I ask because I am unaware of any data structure that a graph is cannot represent. If there is an issue, it isn’t one of representation, at least in theory.

Is it a problem in practice/implementation?

Jeff Hammerbacher on Experiences Evolving a New Analytical Platform

Sunday, November 20th, 2011

Jeff Hammerbacher on Experiences Evolving a New Analytical Platform

Slides from Jeff’s presentation and numerous references, including to a live blogging summary by Jeff Dalton.

In terms of the new analytical platform, I would strongly suggest that you take Cloudera’s substrate:

Cloudera starts with a substrate architecture of Open Compute commodity Linux servers configured using Puppet and Chef and coordinated using ZooKeeper.
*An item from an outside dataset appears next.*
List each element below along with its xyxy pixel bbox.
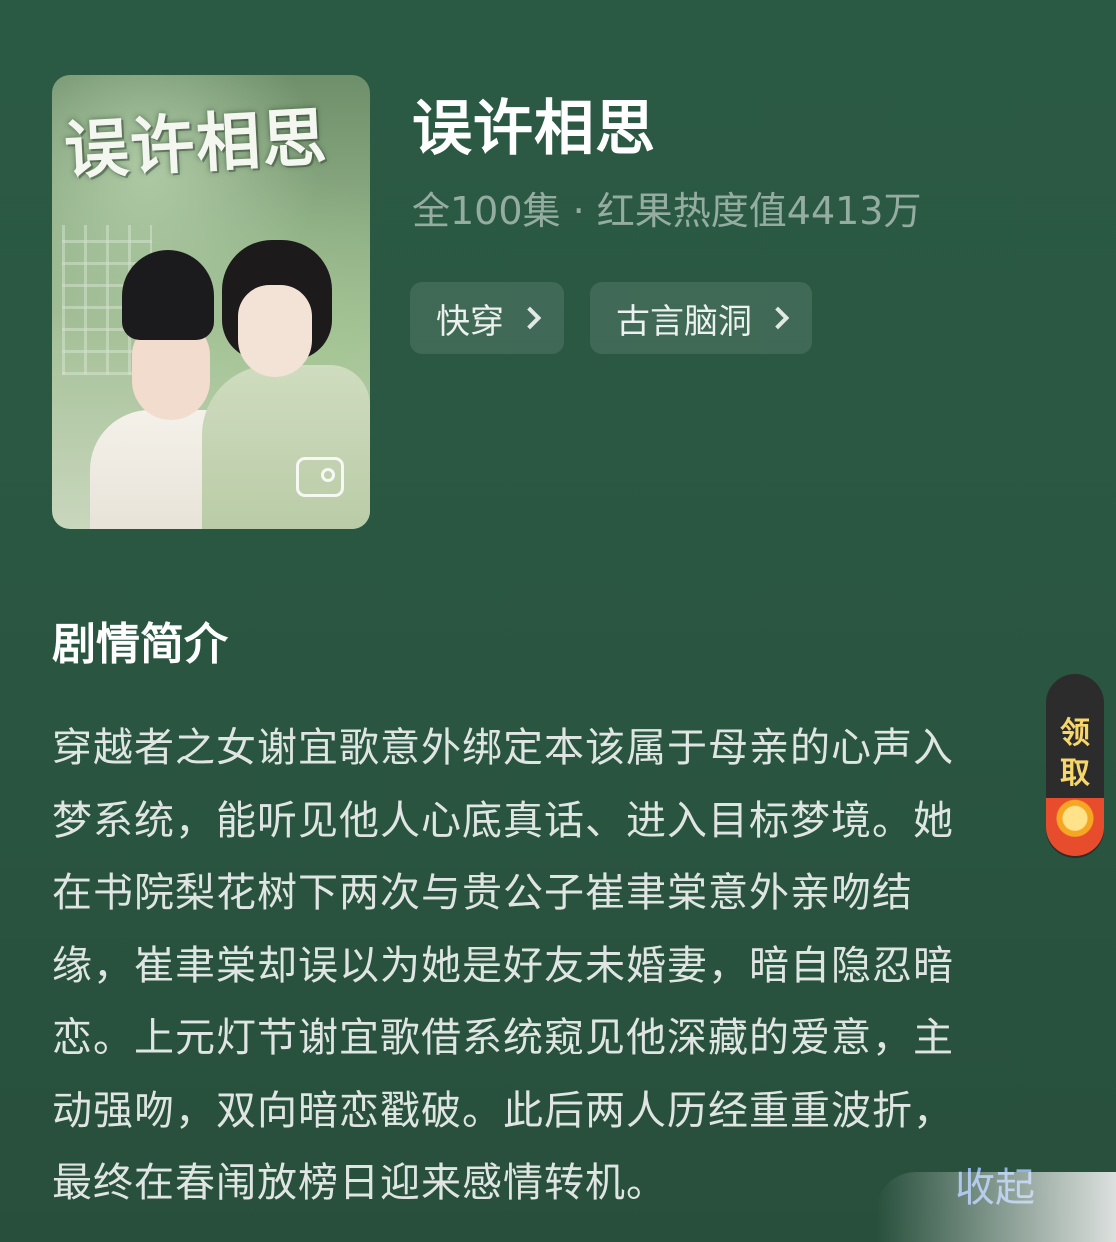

Naturally this entire stack is open-source. They use HFDS and Ceph to provide distributed, schema-less storage. They offer append-only table storage and metadata using Avro, RCFile, and HCatalog; and mutable table storage and metadata using HBase. For computation, they offer YARN (inter-job scheduling, like Grid Engine, for data intensive computing) and Mesos for cluster resource management; MapReduce, Hamster (MPI), Spark, Dryad / DryadLINQ, Pregel (Giraph), and Dremel as processing frameworks; and Crunch (like Google’s FlumeJava), PigLatin, HiveQL, and Oozie as high-level interfaces. Finally, Cloudera offers tool access through FUSE, JDBC, and ODBC; and data ingest through Sqoop and Flume.
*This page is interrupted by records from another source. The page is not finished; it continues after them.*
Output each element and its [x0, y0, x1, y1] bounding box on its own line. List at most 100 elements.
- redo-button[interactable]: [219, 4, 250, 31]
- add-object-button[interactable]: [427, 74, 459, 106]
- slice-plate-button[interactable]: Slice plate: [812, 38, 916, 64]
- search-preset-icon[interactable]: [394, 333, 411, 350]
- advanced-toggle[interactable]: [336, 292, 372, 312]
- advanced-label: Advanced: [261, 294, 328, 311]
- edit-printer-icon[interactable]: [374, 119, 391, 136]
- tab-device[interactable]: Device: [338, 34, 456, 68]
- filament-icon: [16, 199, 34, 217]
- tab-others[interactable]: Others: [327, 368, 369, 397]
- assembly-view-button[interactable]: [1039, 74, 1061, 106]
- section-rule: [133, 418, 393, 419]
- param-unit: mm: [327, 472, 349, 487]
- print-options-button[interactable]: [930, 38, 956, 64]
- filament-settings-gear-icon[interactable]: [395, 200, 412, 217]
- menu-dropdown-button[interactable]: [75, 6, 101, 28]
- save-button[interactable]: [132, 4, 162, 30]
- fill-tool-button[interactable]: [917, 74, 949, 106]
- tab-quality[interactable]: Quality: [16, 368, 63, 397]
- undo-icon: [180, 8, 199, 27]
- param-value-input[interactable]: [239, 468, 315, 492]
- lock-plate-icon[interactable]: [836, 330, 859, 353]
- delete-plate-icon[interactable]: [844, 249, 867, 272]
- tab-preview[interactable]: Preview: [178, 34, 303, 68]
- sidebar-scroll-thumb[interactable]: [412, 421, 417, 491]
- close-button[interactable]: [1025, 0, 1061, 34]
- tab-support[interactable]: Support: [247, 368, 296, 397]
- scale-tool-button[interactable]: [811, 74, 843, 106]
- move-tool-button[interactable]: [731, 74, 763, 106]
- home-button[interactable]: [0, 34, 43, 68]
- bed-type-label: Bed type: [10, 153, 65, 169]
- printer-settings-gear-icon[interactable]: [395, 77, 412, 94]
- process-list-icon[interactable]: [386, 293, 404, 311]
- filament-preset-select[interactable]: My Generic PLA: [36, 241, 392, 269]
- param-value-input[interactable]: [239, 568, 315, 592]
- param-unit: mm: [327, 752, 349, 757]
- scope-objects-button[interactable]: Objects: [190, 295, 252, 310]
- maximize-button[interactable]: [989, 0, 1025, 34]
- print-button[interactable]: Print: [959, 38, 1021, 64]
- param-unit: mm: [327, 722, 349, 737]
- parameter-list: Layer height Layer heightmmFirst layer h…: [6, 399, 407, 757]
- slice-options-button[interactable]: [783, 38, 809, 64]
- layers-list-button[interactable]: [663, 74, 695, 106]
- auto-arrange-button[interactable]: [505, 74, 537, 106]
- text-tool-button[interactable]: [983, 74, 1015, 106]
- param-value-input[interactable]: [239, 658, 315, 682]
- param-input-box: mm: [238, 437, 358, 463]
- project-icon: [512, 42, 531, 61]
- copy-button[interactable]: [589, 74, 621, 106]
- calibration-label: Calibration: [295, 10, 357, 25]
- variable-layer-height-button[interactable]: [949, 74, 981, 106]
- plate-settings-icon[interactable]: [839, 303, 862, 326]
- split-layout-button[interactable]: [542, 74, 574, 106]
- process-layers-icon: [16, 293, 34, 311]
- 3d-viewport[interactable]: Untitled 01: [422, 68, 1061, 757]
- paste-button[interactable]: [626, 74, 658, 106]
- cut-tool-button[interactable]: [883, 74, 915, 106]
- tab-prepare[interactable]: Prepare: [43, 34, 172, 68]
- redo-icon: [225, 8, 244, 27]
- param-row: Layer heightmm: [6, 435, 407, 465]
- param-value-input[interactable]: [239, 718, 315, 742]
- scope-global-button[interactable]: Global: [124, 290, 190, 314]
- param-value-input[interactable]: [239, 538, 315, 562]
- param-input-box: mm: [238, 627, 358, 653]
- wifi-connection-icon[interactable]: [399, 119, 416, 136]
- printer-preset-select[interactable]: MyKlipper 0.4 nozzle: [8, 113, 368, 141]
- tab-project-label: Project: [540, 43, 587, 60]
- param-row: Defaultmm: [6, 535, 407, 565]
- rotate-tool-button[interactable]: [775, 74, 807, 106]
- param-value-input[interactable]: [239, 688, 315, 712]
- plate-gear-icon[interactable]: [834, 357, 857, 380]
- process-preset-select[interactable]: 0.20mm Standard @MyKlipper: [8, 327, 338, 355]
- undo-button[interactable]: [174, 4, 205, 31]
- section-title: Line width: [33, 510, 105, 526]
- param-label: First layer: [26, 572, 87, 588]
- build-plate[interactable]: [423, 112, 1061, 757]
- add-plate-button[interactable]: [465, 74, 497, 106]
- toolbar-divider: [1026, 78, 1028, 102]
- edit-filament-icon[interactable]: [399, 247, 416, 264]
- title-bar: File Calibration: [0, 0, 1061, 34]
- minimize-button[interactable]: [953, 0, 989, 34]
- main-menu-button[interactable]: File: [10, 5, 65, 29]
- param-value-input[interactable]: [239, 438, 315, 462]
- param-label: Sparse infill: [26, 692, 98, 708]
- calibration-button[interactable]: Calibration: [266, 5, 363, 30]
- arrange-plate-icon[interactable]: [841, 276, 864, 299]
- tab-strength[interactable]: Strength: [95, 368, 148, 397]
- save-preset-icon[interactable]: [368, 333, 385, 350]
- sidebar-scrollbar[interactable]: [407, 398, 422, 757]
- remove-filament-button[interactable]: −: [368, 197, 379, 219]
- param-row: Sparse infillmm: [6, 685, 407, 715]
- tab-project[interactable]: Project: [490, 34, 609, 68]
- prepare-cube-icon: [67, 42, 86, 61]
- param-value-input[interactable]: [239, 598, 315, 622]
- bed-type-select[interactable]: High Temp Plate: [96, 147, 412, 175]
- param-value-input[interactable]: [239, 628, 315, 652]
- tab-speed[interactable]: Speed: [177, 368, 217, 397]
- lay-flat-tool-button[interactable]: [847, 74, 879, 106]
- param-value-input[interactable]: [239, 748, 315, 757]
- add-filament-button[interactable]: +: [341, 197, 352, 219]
Rather than asking the usual questions, how to make this faster, more storage, etc., all of which are important, ask the more difficult questions:

  1. In or between which of these elements, would human analysis/judgment have the greatest impact?
  2. Would human analysis/judgment be best made by experts or crowds?
  3. What sort of interface would elicit the best human analysis/judgment? (visual/aural; contest/game/virtual)
  4. Performance with feedback or homeostasis mechanisms?
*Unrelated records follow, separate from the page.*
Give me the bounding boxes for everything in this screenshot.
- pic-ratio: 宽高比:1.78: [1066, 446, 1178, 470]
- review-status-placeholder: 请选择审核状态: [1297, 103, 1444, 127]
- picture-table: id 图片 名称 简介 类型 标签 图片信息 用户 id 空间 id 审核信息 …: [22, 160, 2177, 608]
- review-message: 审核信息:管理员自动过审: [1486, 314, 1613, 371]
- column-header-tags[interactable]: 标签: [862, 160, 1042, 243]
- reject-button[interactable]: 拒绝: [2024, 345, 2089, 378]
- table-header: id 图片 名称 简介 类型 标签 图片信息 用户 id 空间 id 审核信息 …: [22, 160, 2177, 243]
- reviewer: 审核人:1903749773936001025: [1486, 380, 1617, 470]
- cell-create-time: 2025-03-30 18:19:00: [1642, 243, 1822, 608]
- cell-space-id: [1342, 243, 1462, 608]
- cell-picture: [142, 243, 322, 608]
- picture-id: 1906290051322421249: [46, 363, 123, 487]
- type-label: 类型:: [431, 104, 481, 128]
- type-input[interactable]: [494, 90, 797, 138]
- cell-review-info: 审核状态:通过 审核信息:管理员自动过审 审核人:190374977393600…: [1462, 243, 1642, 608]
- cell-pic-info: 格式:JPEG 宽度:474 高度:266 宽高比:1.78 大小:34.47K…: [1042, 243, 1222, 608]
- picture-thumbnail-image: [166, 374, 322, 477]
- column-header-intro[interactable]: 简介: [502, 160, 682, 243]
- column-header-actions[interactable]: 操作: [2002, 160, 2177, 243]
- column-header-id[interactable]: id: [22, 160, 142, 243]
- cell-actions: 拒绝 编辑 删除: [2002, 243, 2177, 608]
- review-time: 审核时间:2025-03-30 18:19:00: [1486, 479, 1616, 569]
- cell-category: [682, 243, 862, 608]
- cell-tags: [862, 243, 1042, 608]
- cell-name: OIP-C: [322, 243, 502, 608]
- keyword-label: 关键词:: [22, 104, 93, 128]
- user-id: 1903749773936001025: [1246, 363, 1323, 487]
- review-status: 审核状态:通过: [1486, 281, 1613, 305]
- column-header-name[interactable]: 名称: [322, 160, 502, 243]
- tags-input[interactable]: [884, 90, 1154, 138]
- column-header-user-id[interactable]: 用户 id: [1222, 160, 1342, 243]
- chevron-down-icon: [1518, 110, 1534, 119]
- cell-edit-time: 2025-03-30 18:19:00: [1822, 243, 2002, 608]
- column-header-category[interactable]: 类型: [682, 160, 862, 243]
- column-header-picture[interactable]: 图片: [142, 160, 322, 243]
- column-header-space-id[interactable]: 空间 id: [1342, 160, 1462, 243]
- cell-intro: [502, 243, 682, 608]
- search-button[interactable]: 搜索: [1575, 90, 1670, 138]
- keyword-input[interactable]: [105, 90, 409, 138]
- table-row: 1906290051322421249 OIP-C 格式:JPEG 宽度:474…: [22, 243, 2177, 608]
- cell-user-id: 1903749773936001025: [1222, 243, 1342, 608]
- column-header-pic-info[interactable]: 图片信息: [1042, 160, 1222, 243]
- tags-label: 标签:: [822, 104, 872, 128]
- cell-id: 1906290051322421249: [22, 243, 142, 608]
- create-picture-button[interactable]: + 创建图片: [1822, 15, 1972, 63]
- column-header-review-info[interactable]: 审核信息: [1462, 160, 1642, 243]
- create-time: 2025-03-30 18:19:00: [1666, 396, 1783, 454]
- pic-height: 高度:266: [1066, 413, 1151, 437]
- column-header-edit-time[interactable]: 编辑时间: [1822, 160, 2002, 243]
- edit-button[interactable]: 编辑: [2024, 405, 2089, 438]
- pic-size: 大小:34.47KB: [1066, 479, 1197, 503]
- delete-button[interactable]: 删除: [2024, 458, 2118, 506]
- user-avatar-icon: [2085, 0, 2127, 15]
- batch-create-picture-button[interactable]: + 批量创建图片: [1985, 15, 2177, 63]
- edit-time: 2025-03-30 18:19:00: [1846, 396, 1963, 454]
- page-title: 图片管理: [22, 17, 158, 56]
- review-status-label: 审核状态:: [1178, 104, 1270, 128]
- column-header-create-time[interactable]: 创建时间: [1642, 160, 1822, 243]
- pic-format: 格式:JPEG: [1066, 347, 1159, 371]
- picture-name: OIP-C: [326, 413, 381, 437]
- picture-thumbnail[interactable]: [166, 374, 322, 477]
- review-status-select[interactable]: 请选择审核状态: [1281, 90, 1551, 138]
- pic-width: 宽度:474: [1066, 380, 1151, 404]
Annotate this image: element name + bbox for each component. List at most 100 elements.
That is a very crude and uninformed starter set of questions.

Putting higher speed access to more data with better tools at our fingertips expands the questions we can ask of interfaces and our interaction with the data. (Before we ever ask questions of the data.)

Google Pregel: the Rise of the Clones

Wednesday, September 14th, 2011

Google Pregel: the Rise of the Clones

Claudio Martella gives a quick overview of Pregel “clones,” Apache Hama, GoldenOrb, Giraph, and Phoebus.

Claudio concludes:

So, here it is, fire up your Hadoop pseudo-cluster and get back to me if you have something to add.

Graph Processing versus Graph Databases

Tuesday, August 30th, 2011

Graph Processing versus Graph Databases

Jim Webber describes the different problems addressed by graph processing and graph databases. Worth reading so you will pick the correct tool for the problem you are facing.

Webber visualizes the following distinctions:

What Pregel and Hadoop have in common is their tendency towards the data analytics (OLAP) end of the spectrum, rather than being focussed on transaction processing. This is in stark contrast to graph databases like Neo4j which optimise storage and querying of connected data for online transaction processing (OLTP) scenarios – much like a regular RDBMS, only with a more expressive and powerful data model.

See the post for the graphic.

Hama

Sunday, April 3rd, 2011

Hama

Apache Incubator project that describes itself as:

Hama is a distributed computing framework based on BSP (Bulk Synchronous Parallel) computing techniques for massive scientific computations.

A little better explanation appears on the Hama blog when answering the question: “How will Hama BSP different from Pregel?:”

Hama BSP is a computing engine, based on BSP model, like a Pregel, and it’ll be compatible with existing HDFS cluster, or any FileSystem and Database in the future. However, we believe that the BSP computing model is not limited to a problems of graph; it can be used for widely distributed software such as Map/Reduce. In addition to a field of graph, there are many other algorithms, which have similar problems with graph processing using Map/Reduce. Actually, the BSP model has been researched for many years in the field of matrix computation, too. http://blogs.apache.org/hama/

Wikipedia has a short article on Bulk synchronous parallel (BSP) computing techniques with some references.